Given the narrow range of useful response in both the emitter and detector, plus the interference of ambient IR sources - not really. You might manage in a sealed tube over a distance of a few cm, but it's not practical over any distance. The inverse square law would require a recalibration every time the distance changed to reset the end points of response.
depends what you mean by digital. could convert voltage to frequency and transmit that. Since the frequency is a continuous value some would consider this a analog signal. Pulse width modulation might be considered analog as well. What is wrong with digital anyway? I would think you would want to do it the simplest way that is adaquate, not by prespecifying the technology.

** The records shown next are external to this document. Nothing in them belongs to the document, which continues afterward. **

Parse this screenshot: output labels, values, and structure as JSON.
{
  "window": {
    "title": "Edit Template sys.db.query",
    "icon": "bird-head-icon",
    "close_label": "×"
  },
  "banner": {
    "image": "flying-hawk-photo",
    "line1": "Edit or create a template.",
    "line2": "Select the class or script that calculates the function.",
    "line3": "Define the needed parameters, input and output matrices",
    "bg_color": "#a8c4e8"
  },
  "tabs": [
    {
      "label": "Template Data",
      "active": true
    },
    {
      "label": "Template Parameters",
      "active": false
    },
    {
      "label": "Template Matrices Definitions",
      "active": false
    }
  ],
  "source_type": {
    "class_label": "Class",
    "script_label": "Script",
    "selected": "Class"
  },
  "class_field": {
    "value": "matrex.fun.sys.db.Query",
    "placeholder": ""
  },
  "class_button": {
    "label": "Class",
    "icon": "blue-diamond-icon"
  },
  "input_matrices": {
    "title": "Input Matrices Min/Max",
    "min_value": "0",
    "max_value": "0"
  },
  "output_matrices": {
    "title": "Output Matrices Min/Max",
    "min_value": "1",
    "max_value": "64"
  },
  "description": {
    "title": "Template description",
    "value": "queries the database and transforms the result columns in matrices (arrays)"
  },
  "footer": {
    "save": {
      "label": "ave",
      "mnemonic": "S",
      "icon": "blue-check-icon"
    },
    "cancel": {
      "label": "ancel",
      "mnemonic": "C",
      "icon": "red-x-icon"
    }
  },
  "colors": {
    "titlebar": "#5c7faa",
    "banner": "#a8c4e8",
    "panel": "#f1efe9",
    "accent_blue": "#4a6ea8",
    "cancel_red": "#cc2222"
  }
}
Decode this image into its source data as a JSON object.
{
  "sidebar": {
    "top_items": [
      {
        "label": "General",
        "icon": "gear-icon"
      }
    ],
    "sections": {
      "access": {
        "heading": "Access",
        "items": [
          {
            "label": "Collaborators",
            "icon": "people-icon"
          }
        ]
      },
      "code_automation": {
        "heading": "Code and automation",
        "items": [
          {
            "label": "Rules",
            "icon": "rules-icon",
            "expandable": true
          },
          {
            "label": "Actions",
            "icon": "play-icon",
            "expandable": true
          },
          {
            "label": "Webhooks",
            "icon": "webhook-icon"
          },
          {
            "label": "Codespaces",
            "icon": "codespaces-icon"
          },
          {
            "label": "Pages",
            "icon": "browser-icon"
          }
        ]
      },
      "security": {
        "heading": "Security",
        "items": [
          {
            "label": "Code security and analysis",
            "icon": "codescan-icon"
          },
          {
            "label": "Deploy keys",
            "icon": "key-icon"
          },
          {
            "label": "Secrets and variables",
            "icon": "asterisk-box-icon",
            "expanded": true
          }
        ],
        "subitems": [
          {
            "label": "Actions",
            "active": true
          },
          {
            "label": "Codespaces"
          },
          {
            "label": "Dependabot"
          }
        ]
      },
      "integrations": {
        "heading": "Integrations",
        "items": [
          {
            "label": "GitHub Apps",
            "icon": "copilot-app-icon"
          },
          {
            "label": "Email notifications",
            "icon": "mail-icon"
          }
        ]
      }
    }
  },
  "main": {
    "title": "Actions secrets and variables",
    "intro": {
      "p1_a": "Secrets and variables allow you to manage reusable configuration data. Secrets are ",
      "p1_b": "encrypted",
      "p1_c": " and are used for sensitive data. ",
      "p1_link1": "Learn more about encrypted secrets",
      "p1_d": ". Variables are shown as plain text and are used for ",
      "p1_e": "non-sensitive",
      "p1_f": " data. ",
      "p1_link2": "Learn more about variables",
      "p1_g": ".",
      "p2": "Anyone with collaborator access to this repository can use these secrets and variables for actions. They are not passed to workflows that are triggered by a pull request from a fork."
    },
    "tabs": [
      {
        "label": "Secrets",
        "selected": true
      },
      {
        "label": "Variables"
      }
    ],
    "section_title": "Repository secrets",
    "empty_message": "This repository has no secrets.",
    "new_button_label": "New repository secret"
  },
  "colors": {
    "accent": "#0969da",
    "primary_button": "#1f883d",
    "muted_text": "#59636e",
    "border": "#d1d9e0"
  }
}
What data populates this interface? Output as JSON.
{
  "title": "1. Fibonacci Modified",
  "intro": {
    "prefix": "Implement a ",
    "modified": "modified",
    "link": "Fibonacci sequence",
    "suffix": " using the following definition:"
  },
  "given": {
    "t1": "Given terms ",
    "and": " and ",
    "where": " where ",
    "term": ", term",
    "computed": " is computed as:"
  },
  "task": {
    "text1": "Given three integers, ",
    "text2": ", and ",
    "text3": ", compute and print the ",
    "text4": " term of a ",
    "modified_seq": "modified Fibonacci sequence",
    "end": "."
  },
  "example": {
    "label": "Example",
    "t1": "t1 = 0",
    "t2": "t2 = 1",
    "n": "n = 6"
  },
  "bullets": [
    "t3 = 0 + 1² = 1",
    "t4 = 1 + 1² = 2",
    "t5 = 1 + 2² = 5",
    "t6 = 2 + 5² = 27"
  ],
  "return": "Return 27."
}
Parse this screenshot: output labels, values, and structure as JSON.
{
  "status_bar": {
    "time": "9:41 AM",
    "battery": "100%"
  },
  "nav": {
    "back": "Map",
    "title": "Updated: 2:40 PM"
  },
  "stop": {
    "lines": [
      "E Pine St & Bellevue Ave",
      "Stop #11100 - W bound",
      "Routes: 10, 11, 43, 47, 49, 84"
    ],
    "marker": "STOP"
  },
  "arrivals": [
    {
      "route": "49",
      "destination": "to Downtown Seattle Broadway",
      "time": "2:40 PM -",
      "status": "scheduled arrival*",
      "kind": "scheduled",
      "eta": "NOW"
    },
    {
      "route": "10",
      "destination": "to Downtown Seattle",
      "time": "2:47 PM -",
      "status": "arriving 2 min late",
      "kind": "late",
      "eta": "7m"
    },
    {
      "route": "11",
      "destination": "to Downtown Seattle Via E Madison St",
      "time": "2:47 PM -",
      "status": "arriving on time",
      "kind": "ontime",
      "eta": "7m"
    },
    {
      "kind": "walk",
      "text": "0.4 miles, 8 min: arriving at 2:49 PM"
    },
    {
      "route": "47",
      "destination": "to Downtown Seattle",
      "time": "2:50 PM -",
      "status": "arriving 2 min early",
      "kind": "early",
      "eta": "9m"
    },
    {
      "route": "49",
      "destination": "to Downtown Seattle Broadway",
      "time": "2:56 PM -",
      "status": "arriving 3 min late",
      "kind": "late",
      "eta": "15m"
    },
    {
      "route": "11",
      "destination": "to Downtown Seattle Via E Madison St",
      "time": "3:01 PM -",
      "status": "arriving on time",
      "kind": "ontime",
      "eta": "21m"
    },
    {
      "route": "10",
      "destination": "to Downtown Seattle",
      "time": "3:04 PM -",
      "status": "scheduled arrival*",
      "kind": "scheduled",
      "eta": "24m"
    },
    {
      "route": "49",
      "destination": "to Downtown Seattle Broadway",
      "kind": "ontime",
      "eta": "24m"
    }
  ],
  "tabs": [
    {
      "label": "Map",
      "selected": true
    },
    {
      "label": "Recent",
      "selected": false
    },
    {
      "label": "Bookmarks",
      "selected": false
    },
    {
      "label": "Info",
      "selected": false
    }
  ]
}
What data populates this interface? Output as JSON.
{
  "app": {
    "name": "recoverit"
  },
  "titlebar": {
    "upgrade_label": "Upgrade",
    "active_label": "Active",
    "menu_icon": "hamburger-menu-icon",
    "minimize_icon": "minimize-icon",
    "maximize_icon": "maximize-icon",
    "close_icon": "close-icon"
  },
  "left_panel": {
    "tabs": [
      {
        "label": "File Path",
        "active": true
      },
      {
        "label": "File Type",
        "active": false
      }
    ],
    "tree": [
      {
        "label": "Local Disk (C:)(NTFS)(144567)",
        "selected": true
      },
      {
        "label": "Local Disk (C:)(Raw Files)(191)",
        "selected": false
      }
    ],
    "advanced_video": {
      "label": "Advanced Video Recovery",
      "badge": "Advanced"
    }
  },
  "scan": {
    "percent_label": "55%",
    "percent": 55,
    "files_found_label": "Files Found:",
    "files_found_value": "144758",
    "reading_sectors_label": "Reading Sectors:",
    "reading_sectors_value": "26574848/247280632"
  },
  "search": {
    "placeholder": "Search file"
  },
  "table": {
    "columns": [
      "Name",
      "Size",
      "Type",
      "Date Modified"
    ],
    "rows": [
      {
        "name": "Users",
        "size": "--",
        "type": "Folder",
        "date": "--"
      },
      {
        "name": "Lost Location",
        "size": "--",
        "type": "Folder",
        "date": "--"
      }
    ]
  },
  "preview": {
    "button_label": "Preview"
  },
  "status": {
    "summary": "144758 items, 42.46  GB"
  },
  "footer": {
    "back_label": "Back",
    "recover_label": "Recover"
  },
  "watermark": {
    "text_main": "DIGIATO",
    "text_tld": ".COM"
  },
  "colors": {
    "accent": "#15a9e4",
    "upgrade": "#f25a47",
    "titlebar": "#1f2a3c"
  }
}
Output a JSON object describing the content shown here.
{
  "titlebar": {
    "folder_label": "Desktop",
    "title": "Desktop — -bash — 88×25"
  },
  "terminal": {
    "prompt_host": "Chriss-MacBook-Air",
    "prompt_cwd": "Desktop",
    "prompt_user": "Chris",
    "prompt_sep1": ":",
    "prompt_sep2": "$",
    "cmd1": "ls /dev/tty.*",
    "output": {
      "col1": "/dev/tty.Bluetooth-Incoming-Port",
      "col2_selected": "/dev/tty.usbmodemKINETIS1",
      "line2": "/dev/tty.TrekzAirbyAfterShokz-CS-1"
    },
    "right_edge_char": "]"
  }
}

It's possible, but not recommended. You'd need to bias the audio signal so it's always in the "lit up" range of the LED, and even then the LED characteristics are quite non-linear, so you'll have lots of distortion. I'd be tempted by a quasi-digital approach:
Transmitter: Create a pulse-width-modulated (PWM) signal from the audio. This can be done simply with one decent comparator - feed the audio into one input, and a triangle wave into the other input. Remembering Nyquist, make the freq of the triangle wave at least 2X the max audio freq.
Receiver: From a digital output (photodiode goes into transimpedance amp goes into a comparator), just reconstitute the audio with a low-pass filter. An RC filter should suffice if the sampling frequency is high enough.
There are infrared headphones, speakers and conference translation products available. They modulate the IR with ultrasonic FM so the distortion and interference are extremely low.